Deputy Mayor Paula Vargas Ramirez, said the city wants to provide an option where mothers feel comfortable a safe to breastfeed their infants. “We are grateful to Plycem and are committed to encourage these spaces (booths) be used in different parts of the country,” said Vargas.
However, the idea has been heavily criticized on the social networks, for its pink colour and their eventually being used as urinals for the homeless.
Critics say the booths encourage the idea that women should hide breastfeeding, as is if it were a morbid act, people seeing breastfeeding in public as evil.

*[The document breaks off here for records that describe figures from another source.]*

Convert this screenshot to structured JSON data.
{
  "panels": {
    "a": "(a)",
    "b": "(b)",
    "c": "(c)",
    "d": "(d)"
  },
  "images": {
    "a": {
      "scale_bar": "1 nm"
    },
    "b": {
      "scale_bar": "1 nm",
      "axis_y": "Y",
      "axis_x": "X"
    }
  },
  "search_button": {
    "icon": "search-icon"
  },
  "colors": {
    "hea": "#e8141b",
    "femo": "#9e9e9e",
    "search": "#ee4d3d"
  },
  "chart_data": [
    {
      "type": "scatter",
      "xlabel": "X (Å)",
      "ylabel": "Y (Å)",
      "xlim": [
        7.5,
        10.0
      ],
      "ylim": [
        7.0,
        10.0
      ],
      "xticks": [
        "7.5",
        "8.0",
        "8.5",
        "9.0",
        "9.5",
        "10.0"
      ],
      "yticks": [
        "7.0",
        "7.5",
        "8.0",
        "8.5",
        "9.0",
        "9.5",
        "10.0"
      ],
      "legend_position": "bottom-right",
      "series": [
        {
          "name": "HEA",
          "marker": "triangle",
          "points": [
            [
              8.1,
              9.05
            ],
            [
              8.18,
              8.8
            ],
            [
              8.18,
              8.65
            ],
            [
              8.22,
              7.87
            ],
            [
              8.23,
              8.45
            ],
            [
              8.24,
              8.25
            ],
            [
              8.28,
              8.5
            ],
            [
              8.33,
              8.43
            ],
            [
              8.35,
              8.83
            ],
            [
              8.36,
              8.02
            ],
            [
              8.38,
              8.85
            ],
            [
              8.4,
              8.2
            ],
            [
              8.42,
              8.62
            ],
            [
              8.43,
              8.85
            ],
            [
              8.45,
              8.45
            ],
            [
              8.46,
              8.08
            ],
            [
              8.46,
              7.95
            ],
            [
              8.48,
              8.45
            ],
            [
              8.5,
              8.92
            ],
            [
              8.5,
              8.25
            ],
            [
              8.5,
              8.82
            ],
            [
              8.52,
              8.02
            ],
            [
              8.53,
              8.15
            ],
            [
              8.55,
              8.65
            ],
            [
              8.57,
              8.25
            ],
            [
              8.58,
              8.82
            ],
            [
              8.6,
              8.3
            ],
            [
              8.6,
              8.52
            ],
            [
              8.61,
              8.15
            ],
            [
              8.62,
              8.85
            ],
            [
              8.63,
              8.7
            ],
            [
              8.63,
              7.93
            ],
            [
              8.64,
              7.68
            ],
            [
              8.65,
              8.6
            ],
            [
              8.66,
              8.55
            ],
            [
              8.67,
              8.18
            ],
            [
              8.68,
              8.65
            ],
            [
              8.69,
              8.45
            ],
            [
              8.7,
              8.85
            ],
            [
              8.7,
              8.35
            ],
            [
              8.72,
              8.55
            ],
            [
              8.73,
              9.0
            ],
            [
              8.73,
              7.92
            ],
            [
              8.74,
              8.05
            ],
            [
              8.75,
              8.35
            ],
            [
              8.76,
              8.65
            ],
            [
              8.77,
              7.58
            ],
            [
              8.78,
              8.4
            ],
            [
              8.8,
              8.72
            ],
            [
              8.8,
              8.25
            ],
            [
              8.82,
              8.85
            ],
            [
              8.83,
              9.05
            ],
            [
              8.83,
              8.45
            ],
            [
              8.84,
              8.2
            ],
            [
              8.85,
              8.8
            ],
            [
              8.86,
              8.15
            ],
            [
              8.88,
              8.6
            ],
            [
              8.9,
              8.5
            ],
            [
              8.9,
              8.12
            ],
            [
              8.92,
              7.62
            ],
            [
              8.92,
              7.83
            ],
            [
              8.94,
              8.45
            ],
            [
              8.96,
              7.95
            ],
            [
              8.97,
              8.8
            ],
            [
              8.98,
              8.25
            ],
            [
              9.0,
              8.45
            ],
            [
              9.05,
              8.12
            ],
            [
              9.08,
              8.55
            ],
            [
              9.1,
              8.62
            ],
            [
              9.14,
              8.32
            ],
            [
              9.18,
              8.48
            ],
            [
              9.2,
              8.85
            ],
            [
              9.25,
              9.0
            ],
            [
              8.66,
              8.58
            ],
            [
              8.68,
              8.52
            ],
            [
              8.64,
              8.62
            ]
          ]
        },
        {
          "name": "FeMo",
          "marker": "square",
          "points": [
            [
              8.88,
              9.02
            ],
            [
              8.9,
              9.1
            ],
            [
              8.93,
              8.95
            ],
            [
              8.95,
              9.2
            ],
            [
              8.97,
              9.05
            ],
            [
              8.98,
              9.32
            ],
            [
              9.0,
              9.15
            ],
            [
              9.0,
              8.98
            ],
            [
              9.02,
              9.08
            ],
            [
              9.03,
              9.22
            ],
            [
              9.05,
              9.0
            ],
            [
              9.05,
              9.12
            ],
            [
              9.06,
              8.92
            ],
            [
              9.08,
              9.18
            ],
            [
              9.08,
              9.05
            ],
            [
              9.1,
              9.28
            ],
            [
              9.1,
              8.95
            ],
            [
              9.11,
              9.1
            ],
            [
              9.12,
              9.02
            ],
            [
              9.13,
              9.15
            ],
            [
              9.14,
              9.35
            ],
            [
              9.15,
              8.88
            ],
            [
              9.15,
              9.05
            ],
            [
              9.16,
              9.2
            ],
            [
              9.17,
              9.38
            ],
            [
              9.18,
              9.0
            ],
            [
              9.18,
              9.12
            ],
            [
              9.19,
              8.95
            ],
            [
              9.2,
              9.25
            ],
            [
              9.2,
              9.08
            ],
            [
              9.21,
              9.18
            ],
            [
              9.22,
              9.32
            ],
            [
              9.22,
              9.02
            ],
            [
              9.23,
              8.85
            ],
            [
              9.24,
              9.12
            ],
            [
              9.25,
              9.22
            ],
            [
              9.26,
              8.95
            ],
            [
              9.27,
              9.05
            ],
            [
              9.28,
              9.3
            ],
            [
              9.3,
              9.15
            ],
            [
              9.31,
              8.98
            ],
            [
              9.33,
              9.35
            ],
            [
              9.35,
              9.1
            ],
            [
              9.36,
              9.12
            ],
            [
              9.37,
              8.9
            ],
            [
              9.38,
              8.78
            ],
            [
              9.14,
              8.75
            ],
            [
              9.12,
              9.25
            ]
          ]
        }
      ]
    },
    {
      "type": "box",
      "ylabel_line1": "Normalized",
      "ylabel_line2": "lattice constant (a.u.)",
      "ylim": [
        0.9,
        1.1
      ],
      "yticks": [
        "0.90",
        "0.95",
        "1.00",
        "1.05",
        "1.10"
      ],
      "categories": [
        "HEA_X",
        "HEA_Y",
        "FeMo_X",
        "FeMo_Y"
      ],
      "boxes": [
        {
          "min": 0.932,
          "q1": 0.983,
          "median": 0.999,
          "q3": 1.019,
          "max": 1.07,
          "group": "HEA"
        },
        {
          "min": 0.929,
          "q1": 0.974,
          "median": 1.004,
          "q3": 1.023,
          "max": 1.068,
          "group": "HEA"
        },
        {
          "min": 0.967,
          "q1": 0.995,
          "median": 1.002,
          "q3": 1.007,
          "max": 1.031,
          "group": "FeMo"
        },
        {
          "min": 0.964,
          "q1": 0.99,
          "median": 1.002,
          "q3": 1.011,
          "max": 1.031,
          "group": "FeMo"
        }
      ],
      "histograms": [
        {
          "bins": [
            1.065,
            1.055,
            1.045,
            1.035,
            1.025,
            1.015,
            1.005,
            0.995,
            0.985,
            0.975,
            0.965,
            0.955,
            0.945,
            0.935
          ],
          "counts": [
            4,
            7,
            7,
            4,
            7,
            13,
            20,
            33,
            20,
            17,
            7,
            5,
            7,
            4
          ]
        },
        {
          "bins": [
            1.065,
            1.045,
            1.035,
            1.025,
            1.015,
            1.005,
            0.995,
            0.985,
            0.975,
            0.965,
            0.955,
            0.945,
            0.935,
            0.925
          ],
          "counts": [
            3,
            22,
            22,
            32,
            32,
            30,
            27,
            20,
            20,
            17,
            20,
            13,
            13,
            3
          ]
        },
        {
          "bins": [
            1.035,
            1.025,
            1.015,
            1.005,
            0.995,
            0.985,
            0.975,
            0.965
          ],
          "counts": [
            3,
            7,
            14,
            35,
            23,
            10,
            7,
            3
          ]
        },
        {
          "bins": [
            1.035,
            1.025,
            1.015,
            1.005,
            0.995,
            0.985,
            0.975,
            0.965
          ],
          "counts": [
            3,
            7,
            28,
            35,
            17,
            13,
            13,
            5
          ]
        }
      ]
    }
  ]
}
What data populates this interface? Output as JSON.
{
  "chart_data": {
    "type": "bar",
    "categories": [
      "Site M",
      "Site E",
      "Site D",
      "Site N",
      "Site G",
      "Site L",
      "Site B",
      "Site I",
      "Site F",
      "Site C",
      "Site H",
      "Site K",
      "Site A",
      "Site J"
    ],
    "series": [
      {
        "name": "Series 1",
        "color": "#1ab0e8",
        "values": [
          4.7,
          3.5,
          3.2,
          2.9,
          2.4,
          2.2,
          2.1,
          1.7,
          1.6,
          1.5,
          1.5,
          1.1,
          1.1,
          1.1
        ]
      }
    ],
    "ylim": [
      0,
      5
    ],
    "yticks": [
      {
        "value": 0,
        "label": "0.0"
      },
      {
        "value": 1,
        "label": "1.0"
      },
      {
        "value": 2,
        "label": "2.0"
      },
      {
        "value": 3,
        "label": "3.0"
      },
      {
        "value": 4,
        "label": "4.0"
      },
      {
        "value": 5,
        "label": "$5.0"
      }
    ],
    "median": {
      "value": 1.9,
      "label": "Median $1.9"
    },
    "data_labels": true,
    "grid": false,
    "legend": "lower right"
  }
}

Others say that by having these booths, it gives the “prudes” an additional argument, “they have a place, why not go there?” And it takes away the right of mothers to breastfeed anywhere, “having to move to a booth and if occupied the baby has to wait to feed?”
“If I don’t like to see a woman with her breast out in public I turn the other way and that’s that”.
“The haters are a group of people who specialize in hate and criticize everything, these are people usually that have never done anything or proposed anything. I ask, who is it harming to have a private place, for they that want it, to use?”
There are also those, not many, in support of the breastfeeding booths.
One woman wrote, “I find it uncomfortable breastfeeding anywhere and I look for a comfortable area that is not surrounded by people, but it’s up to me and not the people of double standard to decide for me.”